Militant inculpé d’un crime après avoir donné à un agent frontalier un « code de détresse » qui a effacé son téléphone

Un militant des droits des immigrants a été inculpé d’un crime grave après avoir donné à un agent des douanes et de la protection des frontières américaines un code qui a effacé toutes les données de son téléphone plutôt que de le déverrouiller.

Selon les documents judiciaires, Nathaniel Cardozo, avocat spécialisé en technologie et militant, a été arrêté à l’aéroport international de San Francisco en janvier 2025 alors qu’il revenait d’un voyage d’affaires au Mexique. Lorsque les agents de la CBP ont demandé à inspecter son téléphone, Cardozo aurait fourni ce qu’on appelle un « code de détresse » – un mot de passe alternatif conçu pour effacer le contenu d’un appareil au lieu de permettre l’accès.

Le code a déclenché une fonction d’effacement à distance qui a supprimé toutes les données du téléphone de Cardozo, selon le plainte criminelle. Il fait maintenant face à une accusation fédérale d’entrave à une inspection frontalière, un délit passible d’une peine pouvant aller jusqu’à cinq ans de prison.

Le cas a déclenché un débat parmi les experts juridiques et les défenseurs de la vie privée sur l’étendue de l’autorité de fouille de la CBP et sur la question de savoir si les voyageurs sont légalement obligés de fournir un accès fonctionnel à leurs appareils électroniques.

« C’est un territoire juridique nouveau », a déclaré une source proche du dossier. « Les politiques de la CBP stipulent que les voyageurs doivent se conformer aux inspections de leurs appareils électroniques, mais elles ne définissent pas spécifiquement ce qui constitue un refus ou une entrave. »

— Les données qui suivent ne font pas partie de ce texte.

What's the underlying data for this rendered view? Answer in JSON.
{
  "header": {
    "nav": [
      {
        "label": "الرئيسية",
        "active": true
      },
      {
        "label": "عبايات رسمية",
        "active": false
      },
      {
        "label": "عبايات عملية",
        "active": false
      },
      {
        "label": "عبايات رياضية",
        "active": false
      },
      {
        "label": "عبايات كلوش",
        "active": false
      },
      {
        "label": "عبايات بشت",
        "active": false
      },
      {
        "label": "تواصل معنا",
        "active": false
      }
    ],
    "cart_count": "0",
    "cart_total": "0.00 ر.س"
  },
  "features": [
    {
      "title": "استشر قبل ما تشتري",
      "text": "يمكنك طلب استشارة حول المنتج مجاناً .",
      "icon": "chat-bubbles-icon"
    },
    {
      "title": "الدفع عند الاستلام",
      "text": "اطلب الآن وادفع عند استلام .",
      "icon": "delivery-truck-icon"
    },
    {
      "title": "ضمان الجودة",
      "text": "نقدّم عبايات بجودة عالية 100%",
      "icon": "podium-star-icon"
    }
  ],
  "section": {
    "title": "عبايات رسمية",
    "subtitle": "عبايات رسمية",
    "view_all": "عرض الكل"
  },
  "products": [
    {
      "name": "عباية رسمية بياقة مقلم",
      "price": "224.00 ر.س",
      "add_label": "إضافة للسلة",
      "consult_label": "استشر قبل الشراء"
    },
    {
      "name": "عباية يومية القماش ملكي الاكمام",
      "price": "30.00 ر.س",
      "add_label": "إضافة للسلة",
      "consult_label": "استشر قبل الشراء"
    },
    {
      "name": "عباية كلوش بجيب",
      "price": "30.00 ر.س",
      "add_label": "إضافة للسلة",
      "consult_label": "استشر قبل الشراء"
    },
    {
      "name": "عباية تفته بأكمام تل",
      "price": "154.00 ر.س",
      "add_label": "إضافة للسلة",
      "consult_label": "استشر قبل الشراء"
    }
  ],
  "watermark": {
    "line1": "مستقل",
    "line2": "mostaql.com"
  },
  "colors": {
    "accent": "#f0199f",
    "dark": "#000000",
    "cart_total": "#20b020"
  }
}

Les avocats de Cardozo affirment qu’il n’a pas violé la loi en fournissant un code, même s’il a activé une fonction d’effacement. Ils soutiennent que les voyageurs ne sont pas légalement tenus de désactiver les mesures de sécurité ou de fournir des codes spécifiques qui désactivent les protections de confidentialité.

Les procureurs fédéraux soutiennent cependant que fournir délibérément un code conçu pour détruire des preuves constitue une obstruction de la justice et sape l’autorité de la CBP de mener des inspections frontalières.

L’affaire devrait soulever des questions importantes sur les droits numériques à la vie privée à la frontière, où les protections du Quatrième Amendement ont historiquement été appliquées différemment que dans d’autres contextes.